- Occupation: Media mogul
- Known for: Public News

= Yousaf Baig Mirza =

Pakistani media executive

Yousaf Baig Mirza is a Pakistani media mogul who is the founder of a Pakistani news channel, Public News.

Mirza has served as a Special Assistant on Media to the Prime Minister of Pakistan, as CEO of Express Media Group and as managing director (MD) of Pakistan Television (PTV).

==Career==

In January 1998, Mirza was first appointed as managing director of the Pakistan Television by the then-Prime Minister Nawaz Sharif. He continued to serve as the MD of PTV until March 2003 when Gen. Pervez Musharraf was President.

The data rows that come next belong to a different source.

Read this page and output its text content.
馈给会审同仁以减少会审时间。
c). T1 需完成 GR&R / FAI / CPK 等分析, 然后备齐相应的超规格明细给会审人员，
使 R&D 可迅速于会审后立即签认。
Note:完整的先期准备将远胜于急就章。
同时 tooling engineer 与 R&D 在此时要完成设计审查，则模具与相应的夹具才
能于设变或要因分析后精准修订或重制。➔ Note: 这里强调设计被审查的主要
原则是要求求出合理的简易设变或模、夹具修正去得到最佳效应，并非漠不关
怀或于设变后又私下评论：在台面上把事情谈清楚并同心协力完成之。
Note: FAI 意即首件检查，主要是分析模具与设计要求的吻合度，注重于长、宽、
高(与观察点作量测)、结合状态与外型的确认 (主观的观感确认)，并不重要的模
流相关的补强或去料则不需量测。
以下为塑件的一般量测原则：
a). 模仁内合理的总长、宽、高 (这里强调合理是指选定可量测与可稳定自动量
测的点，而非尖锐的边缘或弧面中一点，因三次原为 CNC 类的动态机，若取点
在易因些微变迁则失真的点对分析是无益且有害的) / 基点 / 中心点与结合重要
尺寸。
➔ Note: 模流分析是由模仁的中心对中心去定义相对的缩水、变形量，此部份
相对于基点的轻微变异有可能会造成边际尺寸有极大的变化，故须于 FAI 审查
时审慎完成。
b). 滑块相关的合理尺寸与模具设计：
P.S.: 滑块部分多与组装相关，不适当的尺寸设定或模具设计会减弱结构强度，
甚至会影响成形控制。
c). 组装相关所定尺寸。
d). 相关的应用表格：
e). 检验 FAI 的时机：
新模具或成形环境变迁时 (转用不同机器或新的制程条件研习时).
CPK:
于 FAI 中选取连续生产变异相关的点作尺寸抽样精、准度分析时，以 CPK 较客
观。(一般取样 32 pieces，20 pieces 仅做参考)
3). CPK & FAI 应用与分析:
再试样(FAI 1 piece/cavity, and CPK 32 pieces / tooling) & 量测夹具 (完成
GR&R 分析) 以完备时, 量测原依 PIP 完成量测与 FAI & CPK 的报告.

In April 2007, Mirza was again made the head of PTV by the then-Prime Minister
Shaukat Aziz. He served in the position for a bit over one year till Shahid Masood replaced him as MD.

In October 2010, he was again appointed as MD of PTV by the then-Prime Minister Yousuf Raza Gilani.

In November 2013, Mirza joined Express Media Group as chief executive officer.

In December 2018, Mirza was appointed as a Special Assistant on Media to the Prime Minister of Pakistan, Imran Khan. In November 2019, he resigned from the position to return to the media industry.